He tomado este título de un poema de Antonio Machado. El principito, al visitar el sexto planeta tras abandonar su asteroide B612, disgustado con su rosa, se encuentra con el geógrafo, que le explica el significado de la palabra efímero: que está condenado a desaparecer. “Mi rosa es efímera, solo tiene tres espinas para defenderse y yo la he dejado sola en mi planeta”, se lamenta entonces.

Para los que profesan alguna religión, la vida es apenas un relámpago entre dos eternidades, aquella de la que venimos y a la que nos dirigimos después de la muerte, de modo que la existencia humana es tan efímera como la rosa del principito.

La imposibilidad de viajar en el tiempo, que nos impide corregir el pasado o anticipar con exactitud el futuro, es lo que nos lleva a construir nuestra vida con la aceptación de la muerte, en la que preferimos no pensar porque mientras tanto estamos tan ocupados en vivir, a pesar de todo, que una vez que aprendemos primero a identificar a los seres más cercanos, a gatear, a caminar torpemente al principio, a hablar después, nos dedicamos a estudiar, nos enamoramos muchas veces, hacemos una carrera, trabajamos para formar una familia…

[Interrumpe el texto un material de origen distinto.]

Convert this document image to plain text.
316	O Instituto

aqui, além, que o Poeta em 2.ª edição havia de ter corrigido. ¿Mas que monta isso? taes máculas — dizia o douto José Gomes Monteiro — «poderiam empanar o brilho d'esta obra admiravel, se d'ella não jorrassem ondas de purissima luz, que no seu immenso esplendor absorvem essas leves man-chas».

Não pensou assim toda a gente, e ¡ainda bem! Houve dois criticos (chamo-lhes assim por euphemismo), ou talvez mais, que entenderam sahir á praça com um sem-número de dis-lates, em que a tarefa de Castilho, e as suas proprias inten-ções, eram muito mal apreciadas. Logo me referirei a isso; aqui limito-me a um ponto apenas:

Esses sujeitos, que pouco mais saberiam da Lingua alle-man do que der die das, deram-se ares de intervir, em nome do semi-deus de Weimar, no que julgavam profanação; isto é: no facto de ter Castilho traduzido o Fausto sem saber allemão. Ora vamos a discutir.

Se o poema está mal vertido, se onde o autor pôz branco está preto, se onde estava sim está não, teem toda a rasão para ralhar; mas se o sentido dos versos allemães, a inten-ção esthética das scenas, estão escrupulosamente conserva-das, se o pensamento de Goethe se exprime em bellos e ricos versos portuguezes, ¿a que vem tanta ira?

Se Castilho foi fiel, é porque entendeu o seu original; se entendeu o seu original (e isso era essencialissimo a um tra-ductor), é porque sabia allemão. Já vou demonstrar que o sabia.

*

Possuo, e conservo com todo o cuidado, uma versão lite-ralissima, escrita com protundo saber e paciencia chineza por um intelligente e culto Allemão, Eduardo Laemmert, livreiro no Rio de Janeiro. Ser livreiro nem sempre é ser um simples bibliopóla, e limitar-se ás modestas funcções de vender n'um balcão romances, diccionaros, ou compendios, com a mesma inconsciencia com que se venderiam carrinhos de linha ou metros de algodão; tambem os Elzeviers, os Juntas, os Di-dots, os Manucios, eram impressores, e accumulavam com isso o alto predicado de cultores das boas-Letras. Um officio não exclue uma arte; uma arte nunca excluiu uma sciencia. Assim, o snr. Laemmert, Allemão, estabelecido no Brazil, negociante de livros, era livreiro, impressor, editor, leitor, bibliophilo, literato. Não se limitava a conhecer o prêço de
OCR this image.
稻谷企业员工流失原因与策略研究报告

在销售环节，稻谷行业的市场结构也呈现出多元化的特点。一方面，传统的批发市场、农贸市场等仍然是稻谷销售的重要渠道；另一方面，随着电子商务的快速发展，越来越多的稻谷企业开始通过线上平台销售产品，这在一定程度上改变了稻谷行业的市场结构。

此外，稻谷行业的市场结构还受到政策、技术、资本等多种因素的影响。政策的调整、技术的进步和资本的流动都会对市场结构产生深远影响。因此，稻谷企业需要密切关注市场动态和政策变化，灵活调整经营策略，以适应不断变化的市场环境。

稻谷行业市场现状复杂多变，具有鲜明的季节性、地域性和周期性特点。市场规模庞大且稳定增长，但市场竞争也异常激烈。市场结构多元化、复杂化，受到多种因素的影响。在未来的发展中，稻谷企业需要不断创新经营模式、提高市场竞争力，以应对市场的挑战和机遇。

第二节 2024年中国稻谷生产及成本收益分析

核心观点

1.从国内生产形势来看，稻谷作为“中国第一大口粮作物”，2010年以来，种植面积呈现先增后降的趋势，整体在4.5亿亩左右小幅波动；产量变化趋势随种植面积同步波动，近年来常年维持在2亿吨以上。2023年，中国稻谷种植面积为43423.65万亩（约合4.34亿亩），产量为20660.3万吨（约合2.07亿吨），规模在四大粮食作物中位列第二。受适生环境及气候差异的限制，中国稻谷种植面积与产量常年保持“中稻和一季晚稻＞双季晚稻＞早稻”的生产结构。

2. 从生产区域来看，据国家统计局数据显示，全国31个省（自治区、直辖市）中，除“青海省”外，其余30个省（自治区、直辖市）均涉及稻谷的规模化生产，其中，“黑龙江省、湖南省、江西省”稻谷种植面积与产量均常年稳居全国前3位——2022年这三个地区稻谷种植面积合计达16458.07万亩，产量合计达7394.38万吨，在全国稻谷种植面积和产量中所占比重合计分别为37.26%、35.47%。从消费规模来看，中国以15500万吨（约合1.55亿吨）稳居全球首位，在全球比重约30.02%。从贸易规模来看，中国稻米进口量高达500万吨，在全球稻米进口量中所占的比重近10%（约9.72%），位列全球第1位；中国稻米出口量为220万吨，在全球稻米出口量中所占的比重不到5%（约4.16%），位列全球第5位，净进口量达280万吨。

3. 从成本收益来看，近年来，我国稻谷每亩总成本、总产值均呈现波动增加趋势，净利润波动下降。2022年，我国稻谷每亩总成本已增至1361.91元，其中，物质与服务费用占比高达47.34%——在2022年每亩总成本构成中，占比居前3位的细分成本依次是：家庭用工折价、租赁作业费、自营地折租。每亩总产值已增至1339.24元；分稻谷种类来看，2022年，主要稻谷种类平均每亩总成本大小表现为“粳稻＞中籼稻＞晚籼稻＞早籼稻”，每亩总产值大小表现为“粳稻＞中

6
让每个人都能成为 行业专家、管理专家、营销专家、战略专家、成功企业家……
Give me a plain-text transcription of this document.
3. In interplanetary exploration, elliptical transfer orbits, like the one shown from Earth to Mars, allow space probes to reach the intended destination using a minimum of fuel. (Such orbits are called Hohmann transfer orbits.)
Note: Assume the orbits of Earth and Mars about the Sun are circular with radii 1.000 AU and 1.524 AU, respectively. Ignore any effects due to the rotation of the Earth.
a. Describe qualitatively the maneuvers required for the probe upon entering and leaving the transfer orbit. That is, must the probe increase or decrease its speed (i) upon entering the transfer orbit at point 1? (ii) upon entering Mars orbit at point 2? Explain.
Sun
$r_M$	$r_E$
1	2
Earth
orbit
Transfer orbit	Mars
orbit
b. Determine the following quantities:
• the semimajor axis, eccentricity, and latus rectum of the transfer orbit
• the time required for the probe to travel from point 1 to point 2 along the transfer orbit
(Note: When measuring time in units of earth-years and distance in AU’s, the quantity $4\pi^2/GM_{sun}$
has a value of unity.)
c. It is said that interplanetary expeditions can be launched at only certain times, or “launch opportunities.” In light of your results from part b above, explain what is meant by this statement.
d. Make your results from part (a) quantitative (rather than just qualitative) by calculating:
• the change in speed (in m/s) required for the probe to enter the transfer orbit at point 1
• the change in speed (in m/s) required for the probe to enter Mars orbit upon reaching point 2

Pero aprendemos, como dice Mario Benedetti en uno de sus poemas: “…que al fin la vida es esto/ en su mejor momento una nostalgia/ en su peor momento un desamparo/ y siempre, siempre un lío…” de ahí que para todos y cada uno el final de la existencia es algo con lo que contamos inconscientemente, pero en lo que elegimos no pensar, porque total, ocurrirá de todos modos en algún momento, a la vuelta de una esquina, en el lecho de una clínica, durante un sueño del que acaso no despertaremos, en un impensado accidente y, en el peor de los casos, por decisión propia cuando resolvemos que continuar ya no vale la pena y escribimos el final, como hizo Hemingway con su escopeta favorita, con una soga, con un salto al vacío desde cualquier altura.

Porque el pasado, el presente y el futuro son efímeros, acaso el gran secreto sea aceptar la inevitable muerte, como dijo Benjamín Franklin, con el orgullo de “haber escrito cosas dignas de ser leídas o haber hecho cosas dignas de ser escritas”.